Micro-Epsilon has developed a novel technology for use with eddy current and capacitive displacement sensors. The new technologies and manufacturing methods enable a wide variety of custom sensors to be produced, which are not only capable of operating at higher temperatures, but which also benefit from low thermal expansion (thermal drift) and extremely compact conditioning electronics.

The new Embedded Coil Technology (ECT) represents an advance in eddy current sensor design and manufacture that enables  previous limitations to be overcome. The ultra-compact design and use of new inorganic materials in its construction, means the new eddyNCDT ECT sensors provide almost unlimited scope in terms of the external design and geometrical shape.

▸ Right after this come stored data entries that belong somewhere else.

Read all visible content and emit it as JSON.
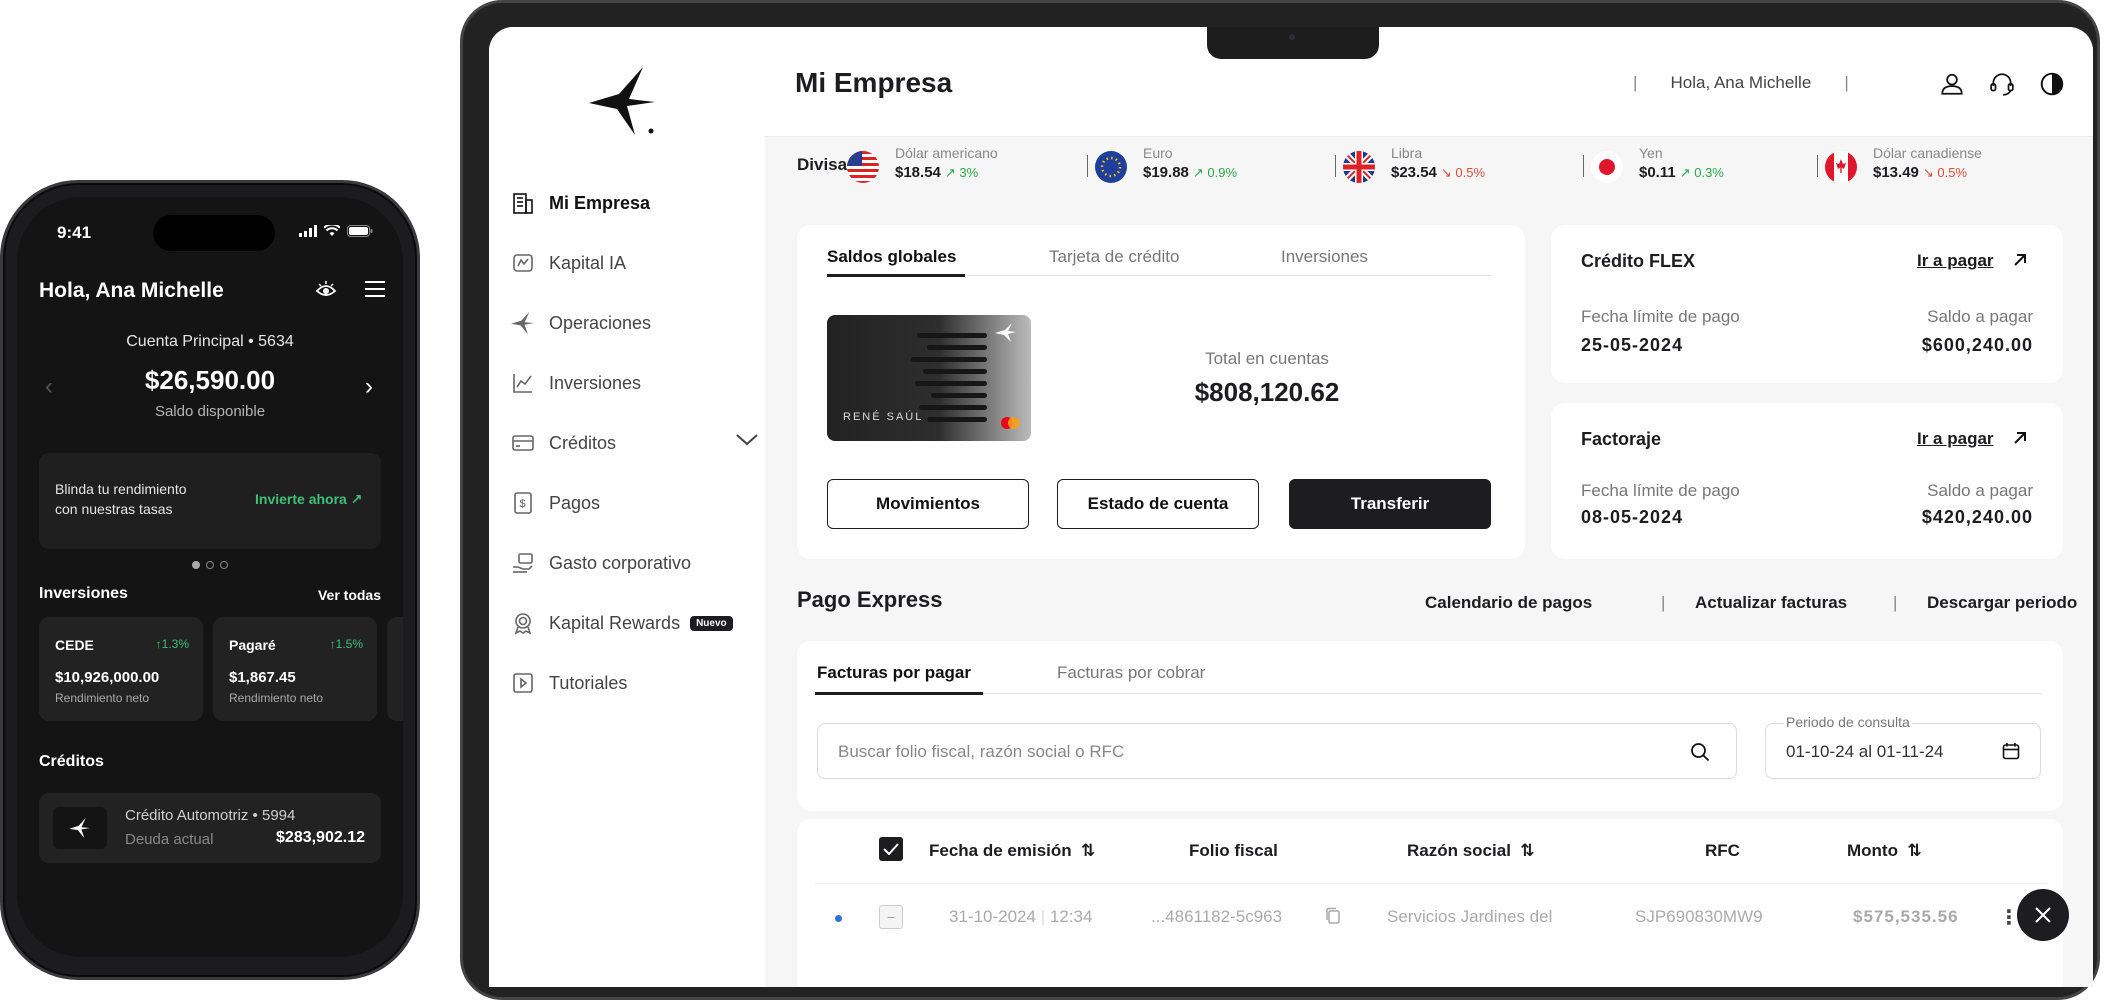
{
  "phone": {
    "time": "9:41",
    "greeting": "Hola, Ana Michelle",
    "account_label": "Cuenta Principal",
    "account_number": "• 5634",
    "balance": "$26,590.00",
    "balance_label": "Saldo disponible",
    "promo_text": "Blinda tu rendimiento con nuestras tasas",
    "promo_link": "Invierte ahora ↗",
    "investments_title": "Inversiones",
    "investments_link": "Ver todas",
    "investments": [
      {
        "name": "CEDE",
        "pct": "↑1.3%",
        "value": "$10,926,000.00",
        "sub": "Rendimiento neto"
      },
      {
        "name": "Pagaré",
        "pct": "↑1.5%",
        "value": "$1,867.45",
        "sub": "Rendimiento neto"
      }
    ],
    "credits_title": "Créditos",
    "credit": {
      "name": "Crédito Automotriz • 5994",
      "debt_label": "Deuda actual",
      "debt": "$283,902.12"
    }
  },
  "sidebar": {
    "items": [
      {
        "label": "Mi Empresa",
        "icon": "building-icon"
      },
      {
        "label": "Kapital IA",
        "icon": "ai-icon"
      },
      {
        "label": "Operaciones",
        "icon": "operations-icon"
      },
      {
        "label": "Inversiones",
        "icon": "chart-line-icon"
      },
      {
        "label": "Créditos",
        "icon": "credit-card-icon"
      },
      {
        "label": "Pagos",
        "icon": "payments-icon"
      },
      {
        "label": "Gasto corporativo",
        "icon": "corporate-expense-icon"
      },
      {
        "label": "Kapital Rewards",
        "icon": "rewards-icon",
        "badge": "Nuevo"
      },
      {
        "label": "Tutoriales",
        "icon": "tutorials-icon"
      }
    ]
  },
  "header": {
    "title": "Mi Empresa",
    "greeting": "Hola, Ana Michelle"
  },
  "currencies": {
    "label": "Divisas",
    "items": [
      {
        "name": "Dólar americano",
        "value": "$18.54",
        "change": "3%",
        "dir": "up"
      },
      {
        "name": "Euro",
        "value": "$19.88",
        "change": "0.9%",
        "dir": "up"
      },
      {
        "name": "Libra",
        "value": "$23.54",
        "change": "0.5%",
        "dir": "down"
      },
      {
        "name": "Yen",
        "value": "$0.11",
        "change": "0.3%",
        "dir": "up"
      },
      {
        "name": "Dólar canadiense",
        "value": "$13.49",
        "change": "0.5%",
        "dir": "down"
      }
    ]
  },
  "balances": {
    "tabs": [
      "Saldos globales",
      "Tarjeta de crédito",
      "Inversiones"
    ],
    "card_holder": "RENÉ SAÚL",
    "total_label": "Total en cuentas",
    "total": "$808,120.62",
    "buttons": [
      "Movimientos",
      "Estado de cuenta",
      "Transferir"
    ]
  },
  "credit_flex": {
    "title": "Crédito FLEX",
    "link": "Ir a pagar",
    "due_label": "Fecha límite de pago",
    "due": "25-05-2024",
    "amount_label": "Saldo a pagar",
    "amount": "$600,240.00"
  },
  "factoraje": {
    "title": "Factoraje",
    "link": "Ir a pagar",
    "due_label": "Fecha límite de pago",
    "due": "08-05-2024",
    "amount_label": "Saldo a pagar",
    "amount": "$420,240.00"
  },
  "express": {
    "title": "Pago Express",
    "actions": [
      "Calendario de pagos",
      "Actualizar facturas",
      "Descargar periodo"
    ],
    "tabs": [
      "Facturas por pagar",
      "Facturas por cobrar"
    ],
    "search_placeholder": "Buscar folio fiscal, razón social o RFC",
    "period_label": "Periodo de consulta",
    "period_value": "01-10-24 al 01-11-24",
    "columns": [
      "Fecha de emisión",
      "Folio fiscal",
      "Razón social",
      "RFC",
      "Monto"
    ],
    "row": {
      "date": "31-10-2024",
      "time": "12:34",
      "folio": "...4861182-5c963",
      "company": "Servicios Jardines del",
      "rfc": "SJP690830MW9",
      "amount": "$575,535.56"
    }
  },
  "colors": {
    "accent": "#1d1d1f",
    "up": "#2ba84a",
    "down": "#e24b3b",
    "promo": "#3fbf7a"
  }
}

EddyNCDT ECT sensors offer mechanical robustness to ensure longer service intervals and higher temperature stability. In addition, the complete circuit electronics can now be integrated into the sensor itself, providing an even more compact measurement device for OEMs and machine builders. The sensors are also suitable for harsh operating environments, including high vibration, impact shocks and high operating temperatures as high as 350 deg C.

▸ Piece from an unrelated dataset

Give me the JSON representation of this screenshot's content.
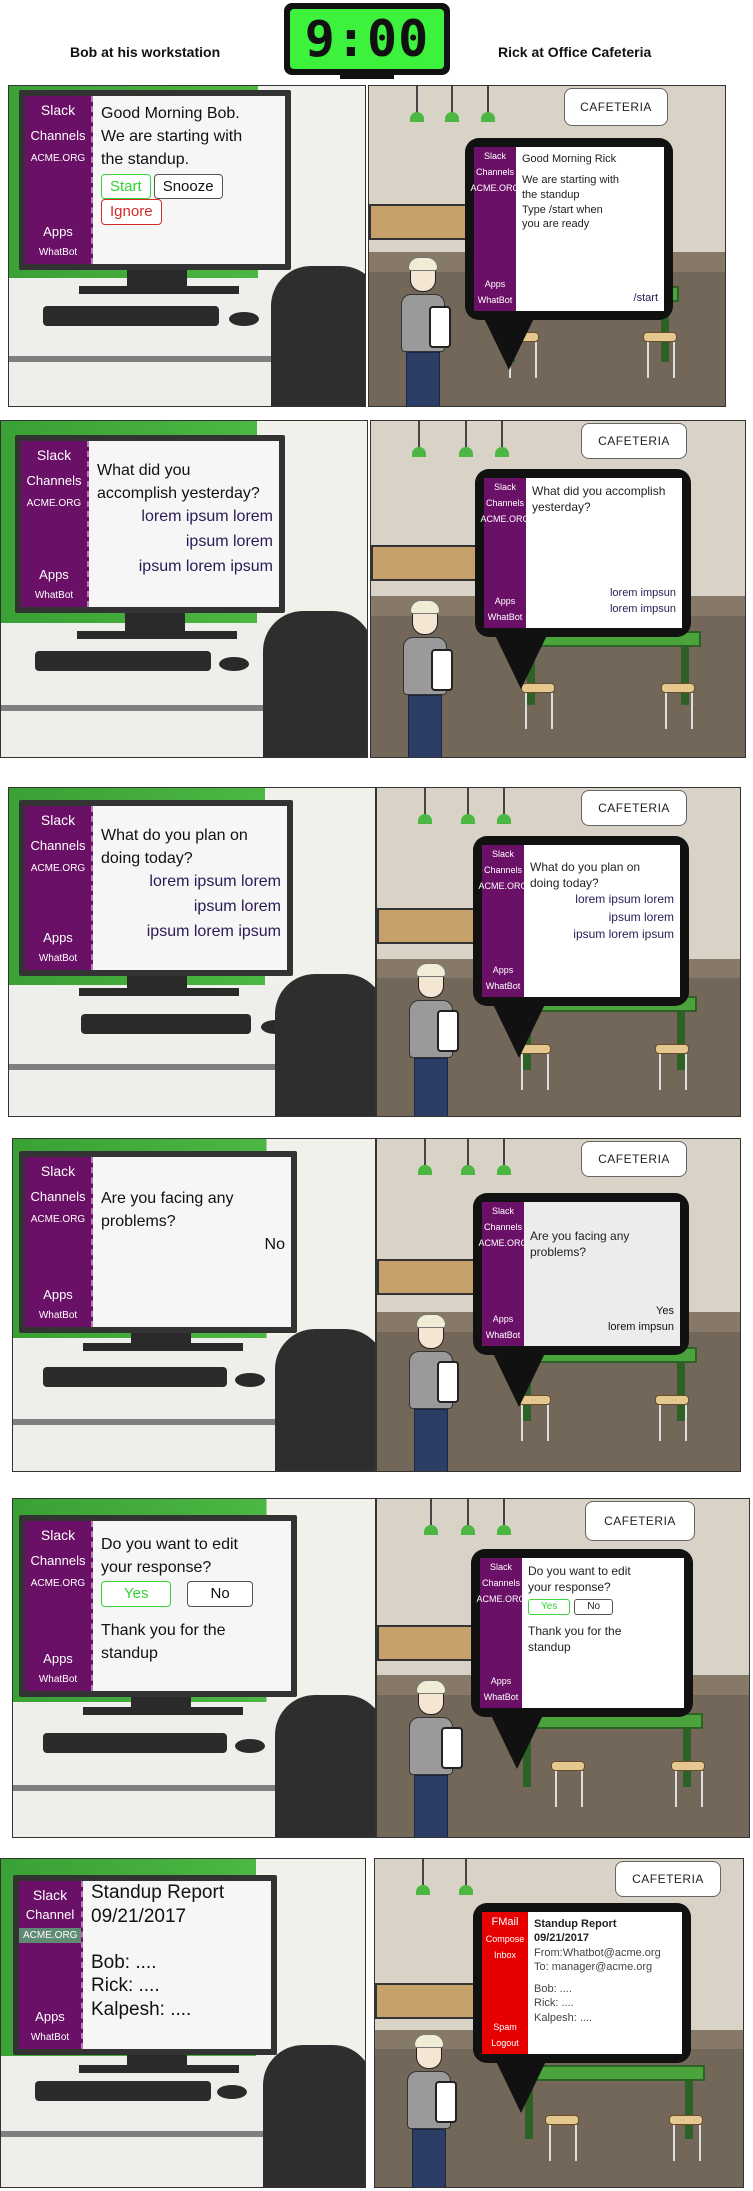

Sensors have been produced with extremely low thermal drift and with temperature errors of less than 20ppm/K (parts per million per degree Kelvin).

As well as eddy current sensors, Micro-Epsilon has also designed capacitive displacement sensors that make use of ECT. The capaNCDT ECT sensors are manufactured using a new type of production process. Similar to the eddy current ECT method, by embedding the electronic components in an extremely stable carrier material, significantly better temperature stability can be achieved compared to conventional capacitive displacement sensors.

CapaNCDT ECT sensors can withstand operating temperatures as high as 200 deg C, as well as very low temperatures down to –269 deg C. Similar to eddyNCDT ECT sensors, the capacitive versions are extremely compact. Micro-Epsilon’s capaNCDT CSH-FL, for example, has an installation height of just 4mm.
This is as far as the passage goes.